Cooling Time: An American Poetry Vigil
C.D. Wright
Copper Canyon, $15 (paper)

Selected from over 20 years of twangy, cantankerous, and ecstatic occasional writing, C.D.Wright’s first book of (mostly) nonfiction prose testifies to the poet’s belief that “Poetry seems especially like nothing else so much as itself. Poetry is not like, it is the very lining of the inner life.” Often using the vocabulary of faith to explore and illuminate the topic of poetry, Cooling Time possesses the moral integrity of a lived vigil—best defined here as “a devotional watch”—whose object is “the elusory direction of freedom” that Wright considers essential to poetic practice. “The radical of poetry,” she writes, “lies not in the resolution of doubts but in their proliferation, in an ongoing interrogation with what Roberto Juarroz called the poet’s one untranslatable song.” Wright urges writers to remain open to manifold trajectories and never to settle, for example, on either lyric or narrative alone. Accordingly, CoolingTime and its author resist identification with any one aesthetic school: “none of the poetries I admire stick to their labels, native or adopted ones. Rather they are vagrant in their identifications.” Wright maintains that “poets can still be counted on to stand nearly as one against the abjectification of contemporary experience,” and her dedication to the work of other writers and artists attests to her vision of community built on shared sensibility, from intimate companions Frank Stanford and Forrest Gander to figures as various as W.S. Merwin, Besmilr Brigham, Erin Mouré, and photographers Deborah Luster and Denny Moers.
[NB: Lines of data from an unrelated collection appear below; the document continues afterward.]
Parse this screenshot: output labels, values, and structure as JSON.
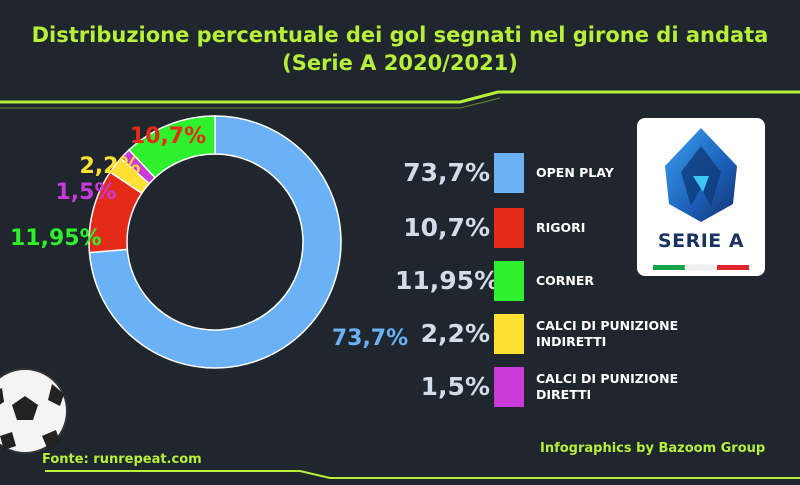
{
  "title_lines": [
    "Distribuzione percentuale dei gol segnati nel girone di andata",
    "(Serie A 2020/2021)"
  ],
  "chart_data": {
    "type": "pie",
    "donut": true,
    "categories": [
      "OPEN PLAY",
      "RIGORI",
      "CORNER",
      "CALCI DI PUNIZIONE INDIRETTI",
      "CALCI DI PUNIZIONE DIRETTI"
    ],
    "values": [
      73.7,
      10.7,
      11.95,
      2.2,
      1.5
    ],
    "value_labels": [
      "73,7%",
      "10,7%",
      "11,95%",
      "2,2%",
      "1,5%"
    ],
    "colors": [
      "#6ab1f6",
      "#e62a18",
      "#2ef02c",
      "#ffe033",
      "#c93ad9"
    ],
    "slice_order": [
      "OPEN PLAY",
      "RIGORI",
      "INDIRETTI",
      "DIRETTI",
      "CORNER"
    ],
    "legend_position": "right"
  },
  "legend": [
    {
      "pct": "73,7%",
      "label": "OPEN PLAY",
      "color": "#6ab1f6"
    },
    {
      "pct": "10,7%",
      "label": "RIGORI",
      "color": "#e62a18"
    },
    {
      "pct": "11,95%",
      "label": "CORNER",
      "color": "#2ef02c"
    },
    {
      "pct": "2,2%",
      "label": "CALCI DI PUNIZIONE\nINDIRETTI",
      "color": "#ffe033"
    },
    {
      "pct": "1,5%",
      "label": "CALCI DI PUNIZIONE\nDIRETTI",
      "color": "#c93ad9"
    }
  ],
  "logo": {
    "text": "SERIE A"
  },
  "footer": {
    "source": "Fonte: runrepeat.com",
    "credit": "Infographics by Bazoom Group"
  },
  "colors": {
    "background": "#1f262e",
    "accent": "#b7f03a"
  }
}
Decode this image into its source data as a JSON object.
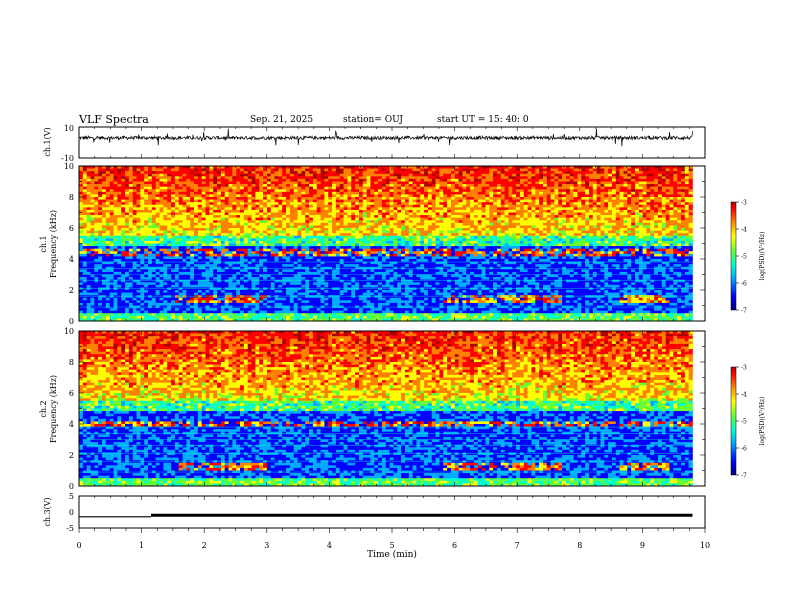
{
  "header": {
    "title": "VLF Spectra",
    "date": "Sep. 21, 2025",
    "station": "station= OUJ",
    "start": "start UT = 15: 40: 0"
  },
  "colors": {
    "colormap": [
      "#00007f",
      "#0000ff",
      "#00aaff",
      "#00ffcc",
      "#66ff33",
      "#ffff00",
      "#ff8000",
      "#ff0000",
      "#b00000"
    ],
    "line": "#000000"
  },
  "chart_data": [
    {
      "type": "line",
      "ylabel": "ch.1(V)",
      "ylim": [
        -10,
        10
      ],
      "yticks": [
        "10",
        "-10"
      ],
      "xlim": [
        0,
        10
      ],
      "description_signal": "noisy broadband waveform centered near 3 V with impulsive spikes",
      "baseline": 3
    },
    {
      "type": "heatmap",
      "ylabel": "ch.1\nFrequency (kHz)",
      "ylim": [
        0,
        10
      ],
      "yticks": [
        "0",
        "2",
        "4",
        "6",
        "8",
        "10"
      ],
      "xlim": [
        0,
        10
      ],
      "colorbar": {
        "label": "log(PSD)(V²/Hz)",
        "range": [
          -7,
          -3
        ],
        "ticks": [
          "-3",
          "-4",
          "-5",
          "-6",
          "-7"
        ]
      },
      "band_level_kHz": 4.4,
      "low_band_kHz": 1.4
    },
    {
      "type": "heatmap",
      "ylabel": "ch.2\nFrequency (kHz)",
      "ylim": [
        0,
        10
      ],
      "yticks": [
        "0",
        "2",
        "4",
        "6",
        "8",
        "10"
      ],
      "xlim": [
        0,
        10
      ],
      "colorbar": {
        "label": "log(PSD)(V²/Hz)",
        "range": [
          -7,
          -3
        ],
        "ticks": [
          "-3",
          "-4",
          "-5",
          "-6",
          "-7"
        ]
      },
      "band_level_kHz": 4.0,
      "low_band_kHz": 1.2
    },
    {
      "type": "line",
      "ylabel": "ch.3(V)",
      "ylim": [
        -5,
        5
      ],
      "yticks": [
        "5",
        "0",
        "-5"
      ],
      "xlim": [
        0,
        10
      ],
      "xlabel": "Time (min)",
      "xticks": [
        "0",
        "1",
        "2",
        "3",
        "4",
        "5",
        "6",
        "7",
        "8",
        "9",
        "10"
      ],
      "segments": [
        {
          "x": [
            0,
            1.15
          ],
          "y": -1.5
        },
        {
          "x": [
            1.15,
            9.8
          ],
          "y": -1.0
        }
      ]
    }
  ]
}
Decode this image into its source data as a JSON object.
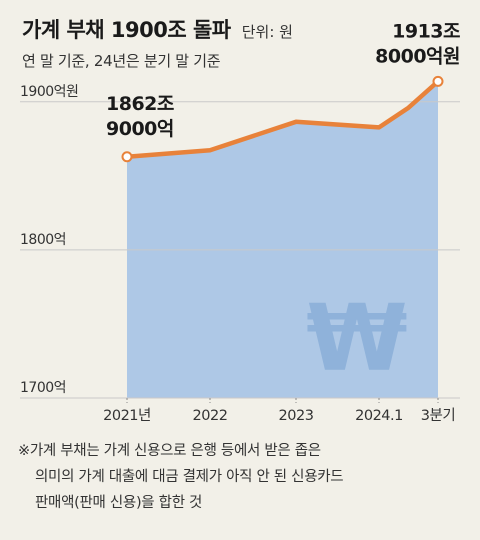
{
  "header": {
    "title": "가계 부채 1900조 돌파",
    "unit": "단위: 원",
    "subtitle": "연 말 기준, 24년은 분기 말 기준"
  },
  "colors": {
    "line": "#e8823a",
    "area": "#aec8e6",
    "marker_fill": "#ffffff",
    "grid": "#c9c9c9",
    "won_symbol": "#8fb2da",
    "background": "#f2f0e8"
  },
  "chart_data": {
    "type": "area",
    "title": "가계 부채 1900조 돌파",
    "subtitle": "연 말 기준, 24년은 분기 말 기준",
    "unit": "단위: 원",
    "categories": [
      "2021년",
      "2022",
      "2023",
      "2024.1",
      "3분기"
    ],
    "x": [
      0,
      1,
      2,
      3,
      4
    ],
    "values": [
      1862.9,
      1867.3,
      1886.5,
      1882.7,
      1913.8
    ],
    "series": [
      {
        "x": [
          0,
          1,
          2,
          3,
          3.5,
          4
        ],
        "values": [
          1862.9,
          1867.3,
          1886.5,
          1882.7,
          1896,
          1913.8
        ]
      }
    ],
    "ylim": [
      1700,
      1910
    ],
    "yticks": [
      1700,
      1800,
      1900
    ],
    "ytick_labels": [
      "1700억",
      "1800억",
      "1900억원"
    ],
    "grid": true,
    "annotations": [
      {
        "index": 0,
        "lines": [
          "1862조",
          "9000억"
        ]
      },
      {
        "index": 4,
        "lines": [
          "1913조",
          "8000억원"
        ]
      }
    ]
  },
  "footnote": {
    "lines": [
      "※가계 부채는 가계 신용으로 은행 등에서 받은 좁은",
      "의미의 가계 대출에 대금 결제가 아직 안 된 신용카드",
      "판매액(판매 신용)을 합한 것"
    ]
  }
}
Butit’s with her remarkable first mentor, “The Unappeasable Mrs. Vittitow,” that the reader senses the strongest consonance with Wright’s own character. “A radical, an upstart, and an autodidact,” a Catholic and early civil-rights advocate, Mrs.Vittitow is more than a literary guru—she is a worldview unto herself, one in which regional identity, spirituality, and opposition to mainstream American politics and mores combine to propose a model of what Bin Ramke in a recent poem calls “how to stand on the world,” which is exactly what Cooling Time does for us.